Here's a clip from our visit to Yellowstone National Park, illustrating tourists' obsession and fascination with a certain furry, but dangerous animal:
To demonstrate just how easy video-editing can now be, my 10-year-old son Alex helped edit this (admittedly amateurish) clip on the Cody, Wyoming rodeo, with an excerpt from the goofy music, "Cotton-Eyed Joe."
OK, when looking at the blurry camera angles, remember that the camera is cheap and fits in your pocket, and this was a spontaneous moment. With the proliferation of online video, and the huge popularity of YouTube.com, we're seeing a blurring of the lines between amateur and professionall quality video. Sometimes, blurry imagery and shaky camera angles from average people are considered to be more "authentic" than too-slick, canned, predictable, corporate and mainstream media videos. An amateur video by a vacationer, for example, may be more compelling than a professional marketing video.
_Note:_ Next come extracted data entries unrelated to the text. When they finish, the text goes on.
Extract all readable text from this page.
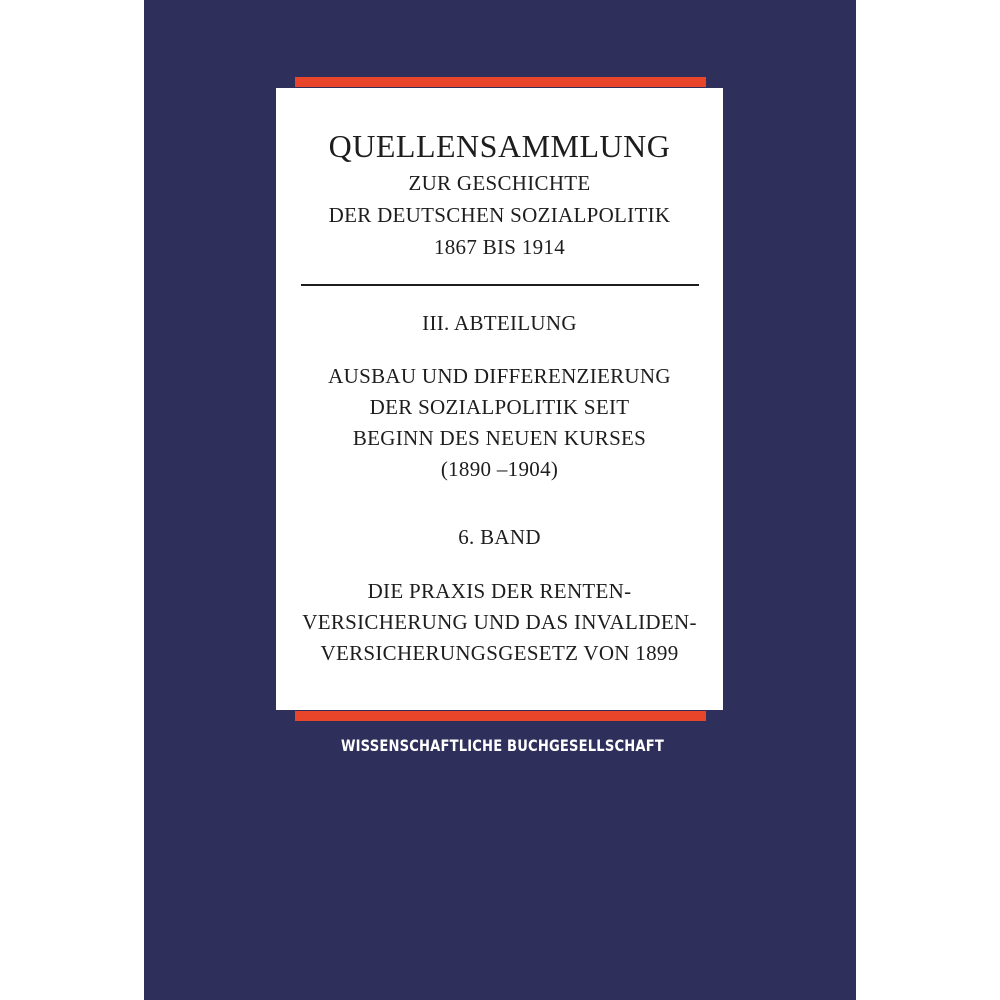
QUELLENSAMMLUNG
ZUR GESCHICHTE
DER DEUTSCHEN SOZIALPOLITIK
1867 BIS 1914
III. ABTEILUNG
AUSBAU UND DIFFERENZIERUNG
DER SOZIALPOLITIK SEIT
BEGINN DES NEUEN KURSES
(1890 –1904)
6. BAND
DIE PRAXIS DER RENTEN-
VERSICHERUNG UND DAS INVALIDEN-
VERSICHERUNGSGESETZ VON 1899
WISSENSCHAFTLICHE BUCHGESELLSCHAFT
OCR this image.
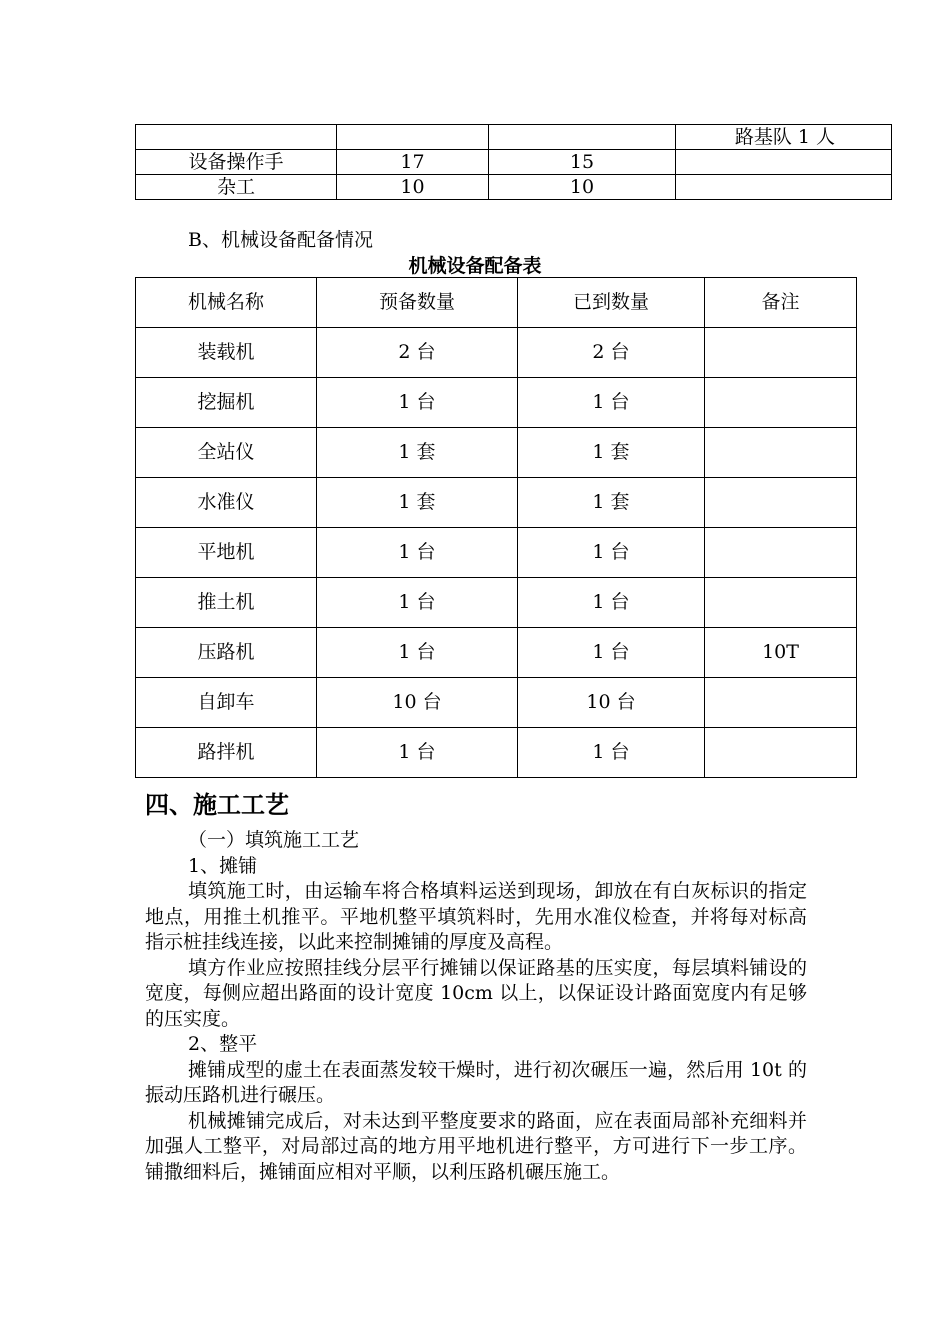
			路基队 1 人
设备操作手	17	15	
杂工	10	10	
B、机械设备配备情况
机械设备配备表
机械名称	预备数量	已到数量	备注
装载机	2 台	2 台	
挖掘机	1 台	1 台	
全站仪	1 套	1 套	
水准仪	1 套	1 套	
平地机	1 台	1 台	
推土机	1 台	1 台	
压路机	1 台	1 台	10T
自卸车	10 台	10 台	
路拌机	1 台	1 台	
四、施工工艺

（一）填筑施工工艺

1、摊铺

填筑施工时，由运输车将合格填料运送到现场，卸放在有白灰标识的指定地点，用推土机推平。平地机整平填筑料时，先用水准仪检查，并将每对标高指示桩挂线连接，以此来控制摊铺的厚度及高程。

填方作业应按照挂线分层平行摊铺以保证路基的压实度，每层填料铺设的宽度，每侧应超出路面的设计宽度 10cm 以上，以保证设计路面宽度内有足够的压实度。

2、整平

摊铺成型的虚土在表面蒸发较干燥时，进行初次碾压一遍，然后用 10t 的振动压路机进行碾压。

机械摊铺完成后，对未达到平整度要求的路面，应在表面局部补充细料并加强人工整平，对局部过高的地方用平地机进行整平，方可进行下一步工序。铺撒细料后，摊铺面应相对平顺，以利压路机碾压施工。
Here's our amateur video on the Blackfoot Indian Village.
And here's a brief clip on our whitewater rafting adventure.
Maybe Alex will share these videos with his fifth-grade classmates as a new way of producing the usually obligatory report, "What I Did On My Summer Vacation."
Not to get carried away with "the cult of the amateur," there's still a lot to be said for professionally-produced videos that place a premium on professsional-quality equipment, good lighting, good angles, and message development.